1. Clicker (Hand Tally Counter)

One of the most useful items in data collection that I have been introduced to is the the clicker, otherwise know as a hand tally counter. You might have seen these at sporting events or a places where teachers get beverages after a rough week of teaching… You can purchase them on Amazon and it makes collecting frequency data so much easier! It is especially useful if it is a behavior that is occurring often and too fast for you to tally. You can then put it on a chart at the end of the day, period or activity.

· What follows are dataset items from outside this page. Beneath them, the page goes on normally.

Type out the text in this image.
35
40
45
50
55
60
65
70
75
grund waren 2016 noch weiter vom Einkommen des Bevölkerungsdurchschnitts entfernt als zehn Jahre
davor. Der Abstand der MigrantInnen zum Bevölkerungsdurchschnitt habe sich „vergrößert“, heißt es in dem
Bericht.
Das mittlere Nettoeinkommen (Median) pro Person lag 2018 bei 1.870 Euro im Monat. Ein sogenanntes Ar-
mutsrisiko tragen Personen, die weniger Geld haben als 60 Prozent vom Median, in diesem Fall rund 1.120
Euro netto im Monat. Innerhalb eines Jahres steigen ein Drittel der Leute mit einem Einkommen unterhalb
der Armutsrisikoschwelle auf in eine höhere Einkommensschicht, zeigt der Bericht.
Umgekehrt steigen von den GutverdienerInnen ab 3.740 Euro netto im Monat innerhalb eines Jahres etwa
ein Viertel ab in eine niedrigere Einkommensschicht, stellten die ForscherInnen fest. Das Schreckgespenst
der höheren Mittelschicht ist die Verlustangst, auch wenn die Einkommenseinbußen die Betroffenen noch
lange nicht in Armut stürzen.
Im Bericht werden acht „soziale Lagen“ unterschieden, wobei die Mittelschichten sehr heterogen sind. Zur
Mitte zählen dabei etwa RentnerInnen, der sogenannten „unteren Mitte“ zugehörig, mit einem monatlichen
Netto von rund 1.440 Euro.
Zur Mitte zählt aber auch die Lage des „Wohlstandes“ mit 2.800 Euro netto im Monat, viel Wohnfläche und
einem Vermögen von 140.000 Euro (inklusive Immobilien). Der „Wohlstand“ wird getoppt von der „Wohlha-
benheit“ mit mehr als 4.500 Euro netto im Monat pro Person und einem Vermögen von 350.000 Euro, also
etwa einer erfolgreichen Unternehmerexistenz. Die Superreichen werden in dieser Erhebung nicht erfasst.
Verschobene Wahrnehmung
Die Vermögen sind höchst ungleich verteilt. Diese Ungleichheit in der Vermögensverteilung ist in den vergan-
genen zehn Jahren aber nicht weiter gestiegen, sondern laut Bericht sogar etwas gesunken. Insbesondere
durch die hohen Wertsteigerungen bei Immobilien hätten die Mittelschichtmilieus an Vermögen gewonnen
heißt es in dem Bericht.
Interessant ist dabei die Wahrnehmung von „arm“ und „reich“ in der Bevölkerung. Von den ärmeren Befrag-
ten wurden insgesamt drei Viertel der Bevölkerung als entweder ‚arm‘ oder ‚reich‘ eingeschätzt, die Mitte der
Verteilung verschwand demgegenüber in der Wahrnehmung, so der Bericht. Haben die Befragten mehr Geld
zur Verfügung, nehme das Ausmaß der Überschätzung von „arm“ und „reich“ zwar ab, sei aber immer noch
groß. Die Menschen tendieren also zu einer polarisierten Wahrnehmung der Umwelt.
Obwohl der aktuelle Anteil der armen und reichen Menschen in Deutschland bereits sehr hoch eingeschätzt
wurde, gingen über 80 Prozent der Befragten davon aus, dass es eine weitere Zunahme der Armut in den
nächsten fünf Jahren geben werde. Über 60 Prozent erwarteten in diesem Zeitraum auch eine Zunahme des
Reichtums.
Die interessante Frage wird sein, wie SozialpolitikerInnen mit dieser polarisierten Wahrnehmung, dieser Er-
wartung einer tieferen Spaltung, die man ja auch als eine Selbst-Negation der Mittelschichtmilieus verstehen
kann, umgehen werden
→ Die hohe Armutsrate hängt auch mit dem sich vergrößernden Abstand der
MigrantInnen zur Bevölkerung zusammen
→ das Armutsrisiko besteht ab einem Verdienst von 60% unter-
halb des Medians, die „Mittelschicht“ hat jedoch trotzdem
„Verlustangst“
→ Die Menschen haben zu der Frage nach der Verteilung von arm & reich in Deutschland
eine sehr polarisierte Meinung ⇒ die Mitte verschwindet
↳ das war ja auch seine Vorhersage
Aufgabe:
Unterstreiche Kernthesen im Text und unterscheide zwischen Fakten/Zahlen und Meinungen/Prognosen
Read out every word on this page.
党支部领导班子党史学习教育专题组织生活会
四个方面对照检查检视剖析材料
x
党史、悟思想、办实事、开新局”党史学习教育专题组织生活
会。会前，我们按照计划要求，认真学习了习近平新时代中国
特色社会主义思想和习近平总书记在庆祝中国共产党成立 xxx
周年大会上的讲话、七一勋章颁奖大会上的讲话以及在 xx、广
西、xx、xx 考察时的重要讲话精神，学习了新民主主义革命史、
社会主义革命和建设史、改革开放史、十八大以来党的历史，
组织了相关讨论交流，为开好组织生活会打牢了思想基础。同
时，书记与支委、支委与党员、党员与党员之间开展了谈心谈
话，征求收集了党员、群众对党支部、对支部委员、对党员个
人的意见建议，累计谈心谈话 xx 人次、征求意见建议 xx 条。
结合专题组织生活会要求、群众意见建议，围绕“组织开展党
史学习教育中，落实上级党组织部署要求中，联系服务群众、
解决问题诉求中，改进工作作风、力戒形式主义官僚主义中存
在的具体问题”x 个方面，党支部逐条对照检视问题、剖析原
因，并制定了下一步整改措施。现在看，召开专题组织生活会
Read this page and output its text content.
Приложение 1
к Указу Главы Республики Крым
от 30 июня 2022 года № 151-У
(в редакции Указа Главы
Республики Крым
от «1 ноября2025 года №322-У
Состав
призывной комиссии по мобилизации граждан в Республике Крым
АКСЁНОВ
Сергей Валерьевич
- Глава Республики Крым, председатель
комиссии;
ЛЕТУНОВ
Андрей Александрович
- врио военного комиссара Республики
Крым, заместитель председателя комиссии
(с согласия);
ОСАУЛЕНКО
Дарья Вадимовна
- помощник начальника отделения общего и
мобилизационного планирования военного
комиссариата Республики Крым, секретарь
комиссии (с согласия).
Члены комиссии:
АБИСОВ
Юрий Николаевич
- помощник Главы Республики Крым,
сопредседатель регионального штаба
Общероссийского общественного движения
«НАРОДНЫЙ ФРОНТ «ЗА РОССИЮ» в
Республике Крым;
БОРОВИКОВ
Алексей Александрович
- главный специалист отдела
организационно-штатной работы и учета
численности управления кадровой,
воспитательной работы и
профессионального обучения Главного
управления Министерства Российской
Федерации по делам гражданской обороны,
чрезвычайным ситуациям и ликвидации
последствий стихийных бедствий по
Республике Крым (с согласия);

2. Pencils (with an eraser)

This might seem obvious, but it is important to use pencil with an eraser. In a pinch, you can use the same pencils as the kids, but it is nice to have your own for teachers and staff to collect data to always ensure that you have an eraser intact. I love the Dixon Ticonderoga pencils in black so they look different than the kids’ pencils. Make sure that you have pencils easily accessible to staff or near the data sheet to ensure timely data collection.

3. Data Sheets

Having data sheets, copied and ready to go is another important item to have to make sure data collection is happening!  TAH has some very user-friendly data sheets, including Special Education Data Sheets and 20 Special Education Data Sheets Set 2. Set one includes 24 different data sheets including the classic ABC, frequency count and a discrete trial data sheet. Set 2 includes a lunch skills data sheet, multiple fluency data sheet (my favorite!), wh- question data…and much more! The best part is that they are editable so you can tailor them to the needs of your students and your classroom!

4. Binders or Clipboards

Going along with the data sheets, you need a convenient, organized and easily accessible way to store them. I personally prefer binders, either for a small group of students, individual students or a type of data/assessment. I have also used clipboards in certain areas of the classroom in which that data is collected. I previously kept a clipboard by the door for student elopement data so we could record the time and hypothesized reason (e.g. bathroom, water, spinning in the hallway) for the elopement when we brought the student back inside.

5. Organized Learning Materials

I found that it was easier to take data when all the materials I needed were in one place! Seems obvious, but I was struggling to collect academic data because all the materials I needed were in different parts of the room. Find a system or area that works for you. For my instructional program data, I keep it all at my teacher time center. I keep the materials in a closed box on my table so that students don’t get into them. I ended up just keeping them in one contained because I have multiple students working on the same goals, but if you wanted to use three bin drawers or another way to organize…do what works for you, your classroom and your students! 

I hope you got some ideas about how to implement data collection in your classroom! Share any items you use to make data collection in your classroom a breeze!